The MAX22191 was not designed to operate with an adjustable output current. The only value for the REXT resistor is 40.2kΩ with a ±10% tolerance. The "IN and OUT Current vs. REXT Resistance" plot in the Typical Operating Characteristics section of the IC data sheet shows how the input and output currents are affected by this resistance.

Can I connect a current-sourcing sensor to MAX22191?

Yes. The MAX22191 supports both current-sinking and current-sourcing configurations. Connect the sensor to the GND terminal of the MAX22191 for current-sourcing sensors and switches. When using the MAX22191 in a current-sinking configuration, the sensor/switch should be connected to the IN line of the device. The Typical Operating Circuits in the IC data sheet show examples of both configurations.

What is the maximum switching speed of the input the MAX22191 can handle?

The MAX22191 has a fast response time (250ns, max, propagation delay) but was designed to operate with switching speeds no faster than 500kHz.
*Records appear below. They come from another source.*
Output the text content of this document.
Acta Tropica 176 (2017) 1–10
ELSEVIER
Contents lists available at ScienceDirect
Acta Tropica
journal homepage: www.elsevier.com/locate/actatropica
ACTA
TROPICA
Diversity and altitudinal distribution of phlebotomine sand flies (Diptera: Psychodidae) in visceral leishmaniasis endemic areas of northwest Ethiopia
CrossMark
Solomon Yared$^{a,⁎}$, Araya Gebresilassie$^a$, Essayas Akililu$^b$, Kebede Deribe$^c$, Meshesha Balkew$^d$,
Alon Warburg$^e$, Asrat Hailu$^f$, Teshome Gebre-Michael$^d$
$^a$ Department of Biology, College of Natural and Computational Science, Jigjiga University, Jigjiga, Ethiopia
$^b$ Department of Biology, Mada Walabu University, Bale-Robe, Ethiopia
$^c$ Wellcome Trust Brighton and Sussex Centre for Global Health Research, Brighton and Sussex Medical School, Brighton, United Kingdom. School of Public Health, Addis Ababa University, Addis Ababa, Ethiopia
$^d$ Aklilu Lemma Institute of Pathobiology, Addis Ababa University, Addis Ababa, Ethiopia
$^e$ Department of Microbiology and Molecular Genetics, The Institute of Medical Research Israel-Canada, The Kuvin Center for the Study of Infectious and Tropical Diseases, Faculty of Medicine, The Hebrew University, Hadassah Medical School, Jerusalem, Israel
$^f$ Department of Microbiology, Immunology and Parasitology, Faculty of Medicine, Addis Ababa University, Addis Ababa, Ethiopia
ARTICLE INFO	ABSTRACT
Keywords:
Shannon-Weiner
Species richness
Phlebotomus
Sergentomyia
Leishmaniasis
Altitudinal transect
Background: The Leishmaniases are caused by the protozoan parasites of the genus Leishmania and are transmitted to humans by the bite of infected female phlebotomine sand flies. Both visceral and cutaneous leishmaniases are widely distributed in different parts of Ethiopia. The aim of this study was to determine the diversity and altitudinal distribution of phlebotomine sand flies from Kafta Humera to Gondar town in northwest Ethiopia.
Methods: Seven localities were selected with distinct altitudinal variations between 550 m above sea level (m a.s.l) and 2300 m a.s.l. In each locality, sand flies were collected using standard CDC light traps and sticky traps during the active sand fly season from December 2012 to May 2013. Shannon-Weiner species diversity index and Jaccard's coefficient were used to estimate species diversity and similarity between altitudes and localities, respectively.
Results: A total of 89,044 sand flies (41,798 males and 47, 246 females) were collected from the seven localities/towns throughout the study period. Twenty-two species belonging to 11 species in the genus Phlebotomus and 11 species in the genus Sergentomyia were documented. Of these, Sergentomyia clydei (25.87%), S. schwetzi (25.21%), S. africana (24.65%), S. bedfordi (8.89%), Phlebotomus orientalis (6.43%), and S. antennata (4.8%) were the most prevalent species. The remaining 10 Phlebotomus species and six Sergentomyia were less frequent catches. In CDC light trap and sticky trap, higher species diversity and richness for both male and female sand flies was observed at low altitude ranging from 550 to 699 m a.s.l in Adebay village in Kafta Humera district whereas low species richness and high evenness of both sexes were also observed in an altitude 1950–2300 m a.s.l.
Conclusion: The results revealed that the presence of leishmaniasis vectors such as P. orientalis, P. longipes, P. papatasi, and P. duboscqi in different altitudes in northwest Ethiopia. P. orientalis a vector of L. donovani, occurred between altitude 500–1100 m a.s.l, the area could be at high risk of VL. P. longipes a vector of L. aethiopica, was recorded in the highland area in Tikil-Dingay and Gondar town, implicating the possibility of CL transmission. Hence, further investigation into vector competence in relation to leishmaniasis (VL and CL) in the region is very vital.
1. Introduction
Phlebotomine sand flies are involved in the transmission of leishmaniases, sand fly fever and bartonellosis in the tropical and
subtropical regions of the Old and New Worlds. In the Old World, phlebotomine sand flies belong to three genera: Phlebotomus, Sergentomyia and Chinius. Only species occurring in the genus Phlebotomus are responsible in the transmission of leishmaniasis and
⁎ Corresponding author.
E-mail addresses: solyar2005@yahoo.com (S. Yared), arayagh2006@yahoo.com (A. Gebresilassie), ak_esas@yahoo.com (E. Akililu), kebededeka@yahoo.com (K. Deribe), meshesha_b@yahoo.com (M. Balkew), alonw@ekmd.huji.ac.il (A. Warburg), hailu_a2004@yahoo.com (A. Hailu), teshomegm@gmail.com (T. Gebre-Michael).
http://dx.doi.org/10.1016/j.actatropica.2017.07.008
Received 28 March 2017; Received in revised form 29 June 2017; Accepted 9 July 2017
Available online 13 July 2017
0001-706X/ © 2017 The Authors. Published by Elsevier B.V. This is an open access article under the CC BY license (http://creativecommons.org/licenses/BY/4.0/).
Note that any extra resistance on the input line requires a slower switching speed. The 48V circuit shown on the MAX22191 evaluation kit (EV kit) (MAX22191EVKIT), for example, has a maximum switching rate typically around 20kHz.

How do you recommend I layout my PCB for the MAX22191?

The placement of the REXT resistor is extremely important for normal operation of the MAX22191. The REXT resistor is used to generate the boost current that enables the fast IN-to-OUT propagation delays. Any parasitic capacitance or inductance between the REXT pin and the REXT resistor can create problems with the boost current, resulting in glitches at the output. Ensure that the REXT resistor is placed as close as possible to the REXT pin. Refer to the MAX22191 EV kit for a sample layout.